Although my model performed decently well a day in advance, I’d like to model the flow in a longer forecast range (2–10 days out). I’ve started doing this with the LSTM, but I need to spend some more time on it.

尽管我的模型提前一天表现不错,但我想在更长的预测范围(2-10天)内对流量进行建模。 我已经开始使用LSTM进行此操作,但是我需要花更多的时间在它上面。

I also want to incorporate more weather stations. NOAA operates several more stations in the area, and it will be quite interesting to see how the position of the station in the watershed changes the prediction.

我还想合并更多的气象站。 NOAA在该地区经营着另外几个气象站,看到流域中气象站的位置如何改变预测将非常有趣。

I also want to incorporate satellite imagery as a feature. This is quite a bit more complicated, due to the large file sizes and acquiring the images in the first place. I’ve started building a pipeline to ingest Google Earth Engine data into my machine learning models.

我也想将卫星图像作为一项功能。 由于文件很大并且首先要获取图像,因此这要复杂得多。 我已经开始建立管道,以将Google Earth Engine数据吸收到我的机器学习模型中。
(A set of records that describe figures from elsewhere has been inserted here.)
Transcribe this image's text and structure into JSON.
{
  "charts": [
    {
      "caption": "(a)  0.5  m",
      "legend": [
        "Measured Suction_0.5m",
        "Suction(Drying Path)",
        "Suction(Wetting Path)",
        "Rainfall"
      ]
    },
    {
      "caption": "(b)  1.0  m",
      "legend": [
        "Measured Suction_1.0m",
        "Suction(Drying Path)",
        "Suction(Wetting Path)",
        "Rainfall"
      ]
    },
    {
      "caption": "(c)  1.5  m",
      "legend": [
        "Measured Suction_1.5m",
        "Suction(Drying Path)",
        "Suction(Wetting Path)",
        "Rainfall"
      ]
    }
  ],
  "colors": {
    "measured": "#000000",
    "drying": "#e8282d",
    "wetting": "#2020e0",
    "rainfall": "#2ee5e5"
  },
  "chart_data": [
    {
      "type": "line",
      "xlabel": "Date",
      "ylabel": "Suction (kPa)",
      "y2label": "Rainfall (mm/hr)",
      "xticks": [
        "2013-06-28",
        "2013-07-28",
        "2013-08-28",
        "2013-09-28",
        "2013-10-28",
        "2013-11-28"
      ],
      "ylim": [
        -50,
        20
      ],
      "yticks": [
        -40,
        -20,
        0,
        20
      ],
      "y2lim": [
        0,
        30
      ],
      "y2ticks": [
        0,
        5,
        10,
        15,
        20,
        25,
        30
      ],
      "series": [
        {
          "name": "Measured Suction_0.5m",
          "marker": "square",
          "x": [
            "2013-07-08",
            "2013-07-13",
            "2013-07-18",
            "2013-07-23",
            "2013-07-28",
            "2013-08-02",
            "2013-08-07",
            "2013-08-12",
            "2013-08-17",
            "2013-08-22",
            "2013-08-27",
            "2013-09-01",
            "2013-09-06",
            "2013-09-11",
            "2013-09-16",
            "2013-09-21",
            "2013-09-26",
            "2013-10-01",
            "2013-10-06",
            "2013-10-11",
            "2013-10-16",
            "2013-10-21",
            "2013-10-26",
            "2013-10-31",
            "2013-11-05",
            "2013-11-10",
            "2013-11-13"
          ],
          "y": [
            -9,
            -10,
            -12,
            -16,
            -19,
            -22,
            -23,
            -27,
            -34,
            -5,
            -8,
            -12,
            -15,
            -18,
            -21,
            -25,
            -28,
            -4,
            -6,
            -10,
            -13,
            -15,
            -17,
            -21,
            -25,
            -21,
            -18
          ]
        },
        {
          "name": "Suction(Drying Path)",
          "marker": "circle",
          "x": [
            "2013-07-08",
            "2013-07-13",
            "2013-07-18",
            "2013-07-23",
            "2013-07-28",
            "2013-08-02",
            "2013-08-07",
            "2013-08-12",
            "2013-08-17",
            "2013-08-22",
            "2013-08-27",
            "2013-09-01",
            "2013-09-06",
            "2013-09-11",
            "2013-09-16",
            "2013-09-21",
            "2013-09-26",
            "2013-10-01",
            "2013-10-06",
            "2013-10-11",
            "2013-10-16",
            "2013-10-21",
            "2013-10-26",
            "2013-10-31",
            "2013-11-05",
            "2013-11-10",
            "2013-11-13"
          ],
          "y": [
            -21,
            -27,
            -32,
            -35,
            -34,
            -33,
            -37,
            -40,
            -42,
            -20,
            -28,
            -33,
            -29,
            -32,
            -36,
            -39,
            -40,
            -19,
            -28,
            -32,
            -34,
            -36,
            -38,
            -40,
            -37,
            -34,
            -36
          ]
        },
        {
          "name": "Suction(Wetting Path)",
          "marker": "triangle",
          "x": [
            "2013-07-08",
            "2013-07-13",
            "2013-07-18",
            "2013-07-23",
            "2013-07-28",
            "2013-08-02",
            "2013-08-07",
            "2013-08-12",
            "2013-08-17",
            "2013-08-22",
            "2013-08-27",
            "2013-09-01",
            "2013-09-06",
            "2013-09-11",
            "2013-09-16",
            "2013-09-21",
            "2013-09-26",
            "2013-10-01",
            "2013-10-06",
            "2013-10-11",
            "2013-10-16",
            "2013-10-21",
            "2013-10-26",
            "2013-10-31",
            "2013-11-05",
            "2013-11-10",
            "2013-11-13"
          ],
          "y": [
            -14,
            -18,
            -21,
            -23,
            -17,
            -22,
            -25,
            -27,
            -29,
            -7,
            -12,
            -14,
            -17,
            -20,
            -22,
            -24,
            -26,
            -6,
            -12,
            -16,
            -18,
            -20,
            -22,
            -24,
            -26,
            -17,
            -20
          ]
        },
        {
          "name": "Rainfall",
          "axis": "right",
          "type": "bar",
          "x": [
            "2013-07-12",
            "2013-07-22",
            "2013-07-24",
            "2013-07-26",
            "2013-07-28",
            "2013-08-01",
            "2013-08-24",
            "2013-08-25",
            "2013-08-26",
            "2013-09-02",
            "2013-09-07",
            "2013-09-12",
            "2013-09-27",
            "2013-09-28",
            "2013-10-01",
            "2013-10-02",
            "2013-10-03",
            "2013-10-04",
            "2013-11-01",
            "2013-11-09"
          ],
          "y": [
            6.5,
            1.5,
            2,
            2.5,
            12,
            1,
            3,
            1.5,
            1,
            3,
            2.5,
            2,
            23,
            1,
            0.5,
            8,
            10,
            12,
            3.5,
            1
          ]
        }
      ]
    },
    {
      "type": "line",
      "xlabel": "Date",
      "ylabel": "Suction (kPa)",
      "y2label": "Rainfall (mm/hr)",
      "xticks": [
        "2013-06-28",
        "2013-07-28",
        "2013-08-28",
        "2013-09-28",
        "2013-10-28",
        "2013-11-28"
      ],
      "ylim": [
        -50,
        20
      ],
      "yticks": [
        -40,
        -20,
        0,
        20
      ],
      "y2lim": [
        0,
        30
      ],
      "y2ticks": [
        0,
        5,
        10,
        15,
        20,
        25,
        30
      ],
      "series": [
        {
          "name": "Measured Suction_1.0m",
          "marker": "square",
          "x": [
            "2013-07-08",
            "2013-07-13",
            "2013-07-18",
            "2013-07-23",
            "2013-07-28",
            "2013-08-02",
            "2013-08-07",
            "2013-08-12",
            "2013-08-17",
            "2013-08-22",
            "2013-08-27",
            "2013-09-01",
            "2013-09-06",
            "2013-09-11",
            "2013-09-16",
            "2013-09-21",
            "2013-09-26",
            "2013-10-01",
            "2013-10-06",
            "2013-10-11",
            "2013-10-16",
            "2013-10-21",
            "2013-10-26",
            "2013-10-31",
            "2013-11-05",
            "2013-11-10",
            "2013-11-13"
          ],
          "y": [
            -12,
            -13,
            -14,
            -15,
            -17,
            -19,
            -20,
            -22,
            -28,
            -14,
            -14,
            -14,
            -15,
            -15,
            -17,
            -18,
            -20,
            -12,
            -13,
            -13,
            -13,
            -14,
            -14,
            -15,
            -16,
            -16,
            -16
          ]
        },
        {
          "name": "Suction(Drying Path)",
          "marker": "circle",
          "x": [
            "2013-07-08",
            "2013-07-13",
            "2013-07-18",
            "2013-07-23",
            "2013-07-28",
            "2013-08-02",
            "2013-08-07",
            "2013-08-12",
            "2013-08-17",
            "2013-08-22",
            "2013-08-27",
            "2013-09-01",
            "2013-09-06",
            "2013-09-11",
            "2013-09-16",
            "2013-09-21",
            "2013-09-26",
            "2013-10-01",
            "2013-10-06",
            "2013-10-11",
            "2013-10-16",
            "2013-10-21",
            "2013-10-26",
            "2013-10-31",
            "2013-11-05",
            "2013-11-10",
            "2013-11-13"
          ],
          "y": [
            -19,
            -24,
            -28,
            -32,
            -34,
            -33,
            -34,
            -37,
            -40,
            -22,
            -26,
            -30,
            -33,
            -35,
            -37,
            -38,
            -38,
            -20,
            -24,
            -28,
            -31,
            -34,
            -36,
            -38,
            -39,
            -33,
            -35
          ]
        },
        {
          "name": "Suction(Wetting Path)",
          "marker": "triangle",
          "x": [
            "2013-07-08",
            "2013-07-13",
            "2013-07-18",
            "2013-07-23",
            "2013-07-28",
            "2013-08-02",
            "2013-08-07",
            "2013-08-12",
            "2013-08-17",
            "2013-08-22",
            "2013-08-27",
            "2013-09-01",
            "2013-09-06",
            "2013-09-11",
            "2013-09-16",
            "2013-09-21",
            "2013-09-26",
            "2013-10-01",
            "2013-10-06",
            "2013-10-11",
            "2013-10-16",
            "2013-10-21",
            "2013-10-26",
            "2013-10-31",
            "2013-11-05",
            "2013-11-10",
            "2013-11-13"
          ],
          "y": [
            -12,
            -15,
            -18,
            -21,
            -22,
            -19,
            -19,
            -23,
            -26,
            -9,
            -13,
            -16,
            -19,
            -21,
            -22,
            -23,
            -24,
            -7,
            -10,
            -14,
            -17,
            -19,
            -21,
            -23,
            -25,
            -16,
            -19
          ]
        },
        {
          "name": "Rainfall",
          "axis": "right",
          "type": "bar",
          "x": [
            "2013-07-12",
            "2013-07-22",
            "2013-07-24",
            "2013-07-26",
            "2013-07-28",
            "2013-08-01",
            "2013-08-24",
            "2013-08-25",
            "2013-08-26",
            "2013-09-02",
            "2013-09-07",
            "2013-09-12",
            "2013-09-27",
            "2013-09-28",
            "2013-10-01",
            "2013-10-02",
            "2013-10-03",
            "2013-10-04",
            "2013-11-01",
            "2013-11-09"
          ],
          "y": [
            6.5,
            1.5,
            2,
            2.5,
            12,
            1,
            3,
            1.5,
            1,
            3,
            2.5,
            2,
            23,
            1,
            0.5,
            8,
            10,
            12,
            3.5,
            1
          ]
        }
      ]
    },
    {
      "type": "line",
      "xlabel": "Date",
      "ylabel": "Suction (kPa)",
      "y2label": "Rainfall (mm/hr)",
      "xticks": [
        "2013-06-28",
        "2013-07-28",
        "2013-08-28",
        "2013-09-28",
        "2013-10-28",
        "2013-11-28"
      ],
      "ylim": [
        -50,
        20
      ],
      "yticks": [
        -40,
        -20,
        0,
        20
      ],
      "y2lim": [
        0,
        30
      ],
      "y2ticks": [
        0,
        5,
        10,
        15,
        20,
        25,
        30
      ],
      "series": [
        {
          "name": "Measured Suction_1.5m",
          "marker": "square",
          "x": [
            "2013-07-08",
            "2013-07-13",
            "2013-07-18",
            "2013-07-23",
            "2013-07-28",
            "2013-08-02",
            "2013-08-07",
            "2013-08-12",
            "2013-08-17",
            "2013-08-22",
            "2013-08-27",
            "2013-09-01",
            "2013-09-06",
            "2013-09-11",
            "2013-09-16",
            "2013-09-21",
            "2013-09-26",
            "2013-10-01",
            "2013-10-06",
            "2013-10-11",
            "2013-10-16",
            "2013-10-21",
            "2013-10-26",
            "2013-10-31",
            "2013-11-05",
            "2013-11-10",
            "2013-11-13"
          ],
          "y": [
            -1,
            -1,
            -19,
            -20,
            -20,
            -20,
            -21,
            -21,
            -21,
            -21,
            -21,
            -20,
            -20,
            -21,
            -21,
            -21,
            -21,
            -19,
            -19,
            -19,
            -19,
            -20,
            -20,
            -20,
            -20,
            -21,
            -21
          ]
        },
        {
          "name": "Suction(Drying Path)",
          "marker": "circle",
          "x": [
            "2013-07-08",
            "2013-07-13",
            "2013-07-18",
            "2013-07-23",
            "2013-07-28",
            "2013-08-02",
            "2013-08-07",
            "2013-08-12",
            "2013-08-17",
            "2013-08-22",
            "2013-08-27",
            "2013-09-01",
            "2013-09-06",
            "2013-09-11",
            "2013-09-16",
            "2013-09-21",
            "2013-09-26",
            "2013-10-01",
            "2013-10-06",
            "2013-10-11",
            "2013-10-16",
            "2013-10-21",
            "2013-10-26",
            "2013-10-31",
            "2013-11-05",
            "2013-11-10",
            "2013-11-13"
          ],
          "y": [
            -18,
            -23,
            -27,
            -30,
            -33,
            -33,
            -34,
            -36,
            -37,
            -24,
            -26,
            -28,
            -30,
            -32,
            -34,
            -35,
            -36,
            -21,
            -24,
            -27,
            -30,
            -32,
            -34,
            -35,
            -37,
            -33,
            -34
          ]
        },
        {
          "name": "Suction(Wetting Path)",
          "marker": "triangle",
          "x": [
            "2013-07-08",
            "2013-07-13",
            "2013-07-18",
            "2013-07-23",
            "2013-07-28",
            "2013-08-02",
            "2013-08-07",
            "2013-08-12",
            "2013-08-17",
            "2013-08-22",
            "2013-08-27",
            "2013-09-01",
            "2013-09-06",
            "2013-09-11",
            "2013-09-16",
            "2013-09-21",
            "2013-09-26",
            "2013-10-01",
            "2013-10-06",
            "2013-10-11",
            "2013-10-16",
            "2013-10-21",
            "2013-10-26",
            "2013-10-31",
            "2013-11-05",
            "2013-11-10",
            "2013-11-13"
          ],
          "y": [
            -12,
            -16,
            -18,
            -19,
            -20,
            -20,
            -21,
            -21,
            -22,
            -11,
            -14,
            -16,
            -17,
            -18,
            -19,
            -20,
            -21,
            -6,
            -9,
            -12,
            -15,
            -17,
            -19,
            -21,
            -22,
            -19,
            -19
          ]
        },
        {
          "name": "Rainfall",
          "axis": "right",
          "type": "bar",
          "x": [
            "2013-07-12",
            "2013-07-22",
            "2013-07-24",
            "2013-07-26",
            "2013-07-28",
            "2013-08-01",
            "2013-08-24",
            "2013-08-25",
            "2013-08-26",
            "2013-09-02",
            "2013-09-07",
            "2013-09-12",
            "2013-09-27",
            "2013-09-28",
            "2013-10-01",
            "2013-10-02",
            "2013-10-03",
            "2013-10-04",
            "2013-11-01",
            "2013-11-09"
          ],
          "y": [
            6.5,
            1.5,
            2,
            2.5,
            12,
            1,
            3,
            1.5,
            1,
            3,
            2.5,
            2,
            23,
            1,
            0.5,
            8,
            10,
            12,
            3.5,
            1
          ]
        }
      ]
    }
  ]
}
Finally, looking at the model, it’s able to predict very well the down-legs of the hydrograph- but so can I, just intuitively. The model is less able to predict abrupt upswings due to rapid snowmelt or a rain event. These are the kinds of events where prediction is critically important for hydropower, flood control, and public safety.

最后,查看模型,它可以很好地预测水文曲线的下肢,但我可以凭直觉就可以预测。 该模型无法预测由于快速融雪或下雨事件而导致的突然上升。 在这些事件中,预测对于水电,防洪和公共安全至关重要。

As always, there is more work to do!

与往常一样,还有更多工作要做!

Thanks for reading, and stay tuned for Part 2, where I will go through some of these next steps, especially incorporating satellite imagery.

感谢您的阅读,并继续关注第2部分,在该部分中,我将继续进行一些后续步骤,尤其是合并卫星图像。

You can view the notebooks I used on Github here.

您可以在这里查看我在Github上使用过的笔记本。